Рауль провел рукой по лбу, словно отгоняя беспокоившую его мысль, но все молчали, и ему не оставалось ничего другого, как заговорить.

- Ну вот, это еще больше утверждает меня в ощущении, которое сложилось раньше. За исключением Лусио, чье желание увидеть гейш и послушать звуки кото кажется мне вполне справедливым, все мы с легким сердцем променяли бы Империю Восходящего Солнца на чашечку кофе в буэнос-айресском кафе, где все двери свободно открыты на улицу. Противоречит ли одно другому? По сути - нет. Ни в коей мере. Лусио совершенно прав, когда советует посидеть тихонько, поскольку плата за эту пассивность очень высокая - кимоно, Фудзияма. And yet, and yet…

- Вот тут годится то самое словечко, которое вы употребили раньше, - сказал Медрано.

- Так точно, то самое словечко. Речь идет не о дверях, дорогой Лусио, и не о глицидах. Возможно, корма - премерзкое место, где воняет дегтем и тюками с шерстью. И видно оттуда - то же самое, что мы видим с носовой палубы: море, море и одно только море. And yet…

- Итак, - сказал Медрано, - похоже, большинство пришло к согласию. И вы тоже? Хорошо, значит, единогласно. Теперь надо решить, следует ли говорить об этом остальным. Пока, мне кажется, лучше обойтись своими силами, включая Рестелли и Пресутти. Как говорится в подобных случаях, к чему тревожить женщин и детей.

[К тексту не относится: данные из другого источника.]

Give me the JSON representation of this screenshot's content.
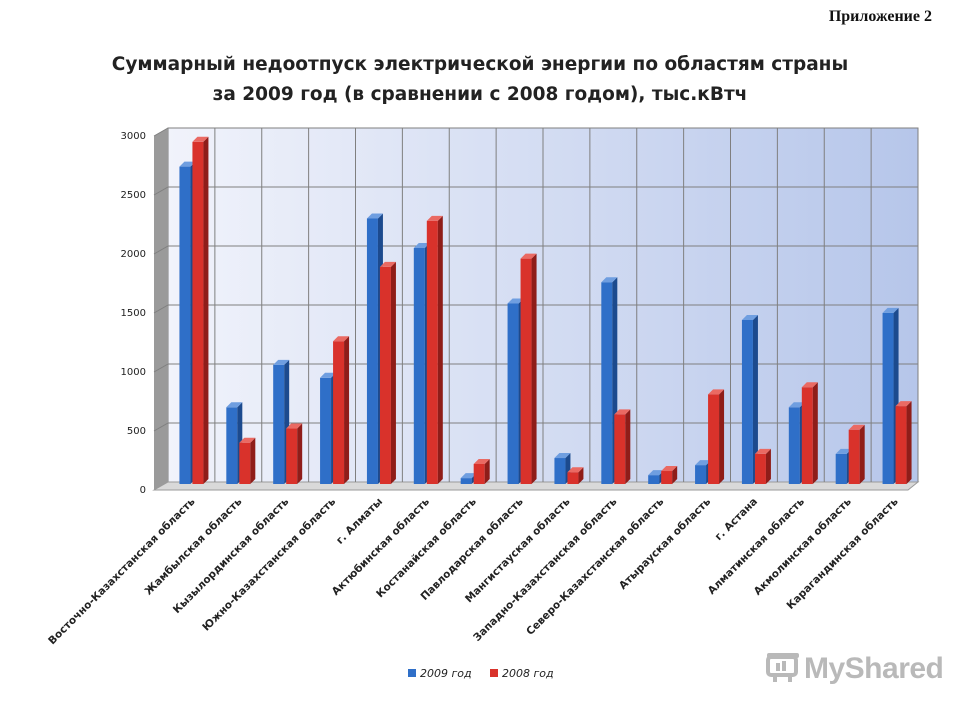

- А возможно, не будет и причин для тревог, - сказал Лопес. - Однако хотел бы я знать, каким образом мы будем пробиваться на корму, если дело до этого дойдет.

- О, это проще простого, - сказал Рауль. - Коли вам так нравится играть в пиратов, держите.

Он открыл крышку ящика. В ящике лежали два револьвера тридцать восьмого калибра и пистолет тридцать второго калибра. И пять коробок с патронами, изготовленными в Роттердаме.